Light is presently being widely investigated, and to a lesser extent actually employed, in many applications as a replacement for electrical signals. Examples include optical communication, optical data transmission, and optical signal processing.
In all of these systems, the basic component is an optical waveguide. One of the simplest waveguides is referred to as a planar waveguide and has a sandwich structure wherein the center of the sandwich is a thin film having a height of the order of the propagating light wavelength and an index of refraction which is greater than that of the layers surrounding it. This makes possible total internal reflection which is the mechanism that causes the light to be confined within the waveguide.
Planar waveguides confine light in only one dimension, the height. It is also necessary for many waveguide devices to confine light in another direction, the lateral direction. This allows the guided light to be steered around curves and serves as the basis for a variety of proposed integrated optical circuits. Usually, confinement in the lateral direction is achieved by tailoring the device so that a larger effective refraction index exists over a three-dimensional region comprising the waveguide. Such waveguides are generally referred to as three-dimensional waveguides.
Much of the research effort directed to producing optical waveguides from semiconductor layers has been focused upon gallium arsenide and other III-V compounds. This is due to the fact that some of these materials are very versatile.
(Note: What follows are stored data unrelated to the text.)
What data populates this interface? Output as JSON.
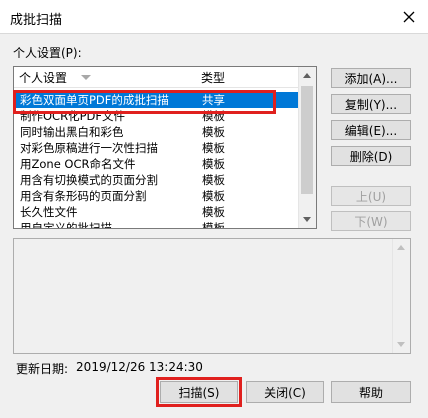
{
  "window": {
    "title": "成批扫描"
  },
  "settings": {
    "label": "个人设置(P):",
    "columns": {
      "name": "个人设置",
      "type": "类型"
    },
    "rows": [
      {
        "name": "彩色双面单页PDF的成批扫描",
        "type": "共享",
        "selected": true
      },
      {
        "name": "制作OCR化PDF文件",
        "type": "模板"
      },
      {
        "name": "同时输出黑白和彩色",
        "type": "模板"
      },
      {
        "name": "对彩色原稿进行一次性扫描",
        "type": "模板"
      },
      {
        "name": "用Zone OCR命名文件",
        "type": "模板"
      },
      {
        "name": "用含有切换模式的页面分割",
        "type": "模板"
      },
      {
        "name": "用含有条形码的页面分割",
        "type": "模板"
      },
      {
        "name": "长久性文件",
        "type": "模板"
      },
      {
        "name": "用自定义的批扫描",
        "type": "模板"
      }
    ]
  },
  "buttons": {
    "add": "添加(A)...",
    "copy": "复制(Y)...",
    "edit": "编辑(E)...",
    "delete": "删除(D)",
    "up": "上(U)",
    "down": "下(W)",
    "scan": "扫描(S)",
    "close": "关闭(C)",
    "help": "帮助"
  },
  "updated": {
    "label": "更新日期:",
    "value": "2019/12/26 13:24:30"
  },
  "colors": {
    "selection": "#0078d7",
    "annotation": "#e0201e"
  }
}
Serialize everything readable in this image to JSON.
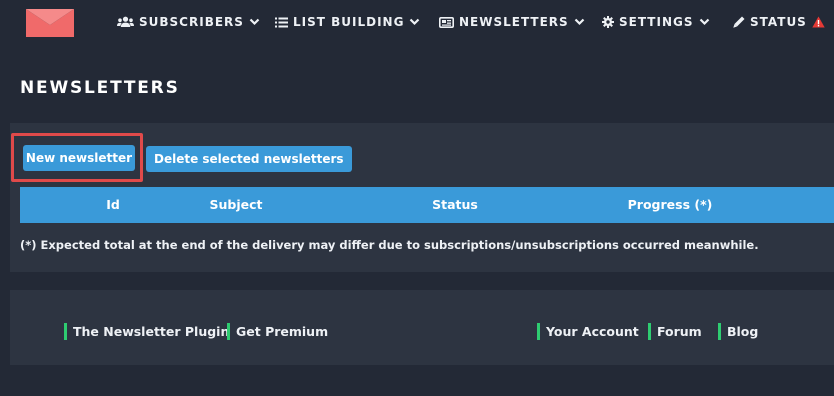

In fact, all the important functions, including light generation, guiding, modulation and detection, have been achieved in gallium arsenide based materials.
One form of optical waveguide which has been fabricated with gallium arsenide is based upon the fact that conduction electrons or holes make a negative contribution to the dielectric constant, thus decreasing the index of refraction. Thus, an optical waveguide might be formed with the gallium arsenide substrate doped with a high electron concentration (n.sup.+) with a guiding layer of gallium arsenide deposited thereon which has a low electron concentration (n.sup.-). In such devices, index differences as large as tenths of a percent have been achieved and found to be sufficient to produce total internal reflection.
Gallium arsenide waveguides have also been produced from heterostructures, such as a single layer of GaAs deposited upon a Ga.sub.1-x Al.sub.x As substrate.
Despite the succes which has been achieved with gallium arsenide optical waveguides, such devices have had problems. One of these problems is the high propagation loss which results as light propagates through the light guiding layer. There is invariably a portion of the light which leaks into the substrate material which is lossy.
Another deficiency of previously existing gallium arsenide optical waveguides is their inability to guide light through sharp bends or direction changes without concomitant high loss.